We spend the better part of the afternoon getting our bags from the ship (a drama in itself!) leaving them at the Venice train station and making our way back into the town by water taxi.

Liam's night before his birthday dinner

Today is Liam’s 10th New Zealand birthday – meaning that if he was in New Zealand at the moment it would be his birthday – so in true only son spoiled fashion we decide to take him out for a “night before his birthday” dinner celebration and eat at an old restaurant that has been around since the 1400’s. The kids have the pizza (imagine that!) and I have the traditional squid and polenta cooked in squid ink. The kids are revolted, but all have to try a bite at the same time. We then comb the streets looking for the perfect gelateria to end the evening, and end up buying some masks as well. The girls pay out some of their own money to buy Liam a statue of a Venetian Lion for his birthday present tomorrow.

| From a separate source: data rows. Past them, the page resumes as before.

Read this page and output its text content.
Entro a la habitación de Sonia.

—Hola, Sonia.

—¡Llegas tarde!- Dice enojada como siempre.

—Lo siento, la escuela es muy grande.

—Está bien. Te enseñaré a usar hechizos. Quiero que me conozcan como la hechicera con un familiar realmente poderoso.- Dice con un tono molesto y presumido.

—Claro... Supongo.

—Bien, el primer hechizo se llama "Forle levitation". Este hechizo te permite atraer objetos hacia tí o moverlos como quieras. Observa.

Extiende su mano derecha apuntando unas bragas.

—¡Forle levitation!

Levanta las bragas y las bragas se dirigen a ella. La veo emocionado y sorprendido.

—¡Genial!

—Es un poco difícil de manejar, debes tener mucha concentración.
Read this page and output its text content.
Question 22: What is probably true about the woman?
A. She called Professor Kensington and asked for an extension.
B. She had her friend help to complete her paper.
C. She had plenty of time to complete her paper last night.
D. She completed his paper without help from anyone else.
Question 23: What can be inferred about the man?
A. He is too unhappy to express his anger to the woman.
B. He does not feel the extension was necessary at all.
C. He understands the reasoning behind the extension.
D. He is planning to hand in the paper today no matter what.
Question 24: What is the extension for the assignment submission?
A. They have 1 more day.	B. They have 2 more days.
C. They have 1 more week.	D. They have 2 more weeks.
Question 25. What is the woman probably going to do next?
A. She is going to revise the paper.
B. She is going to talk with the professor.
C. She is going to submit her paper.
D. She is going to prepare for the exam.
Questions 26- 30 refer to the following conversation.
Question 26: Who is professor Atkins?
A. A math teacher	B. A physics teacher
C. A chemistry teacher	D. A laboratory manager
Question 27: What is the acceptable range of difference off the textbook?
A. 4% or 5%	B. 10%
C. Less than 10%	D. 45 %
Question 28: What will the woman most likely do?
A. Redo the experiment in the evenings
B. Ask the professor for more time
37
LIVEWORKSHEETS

Even though it is after nine o’clock it is still quite light, but we herd the kids back through the narrow alley to our hideaway apartment. They are mostly used to sleeping in one room now, but there is always the restless giggling and/or arguing that accompanies the settling down process. But soon all is quiet and Randall and I can enjoy the sounds of the canal outside our window and the occasional gondola passing by.

What a beautiful city. It is certainly beyond expectation to be here with the family. Accessible history, art, architecture, food and an inclusive ambiance, it’s easy to see why Venice is, and has been, such a draw to people from far and wide.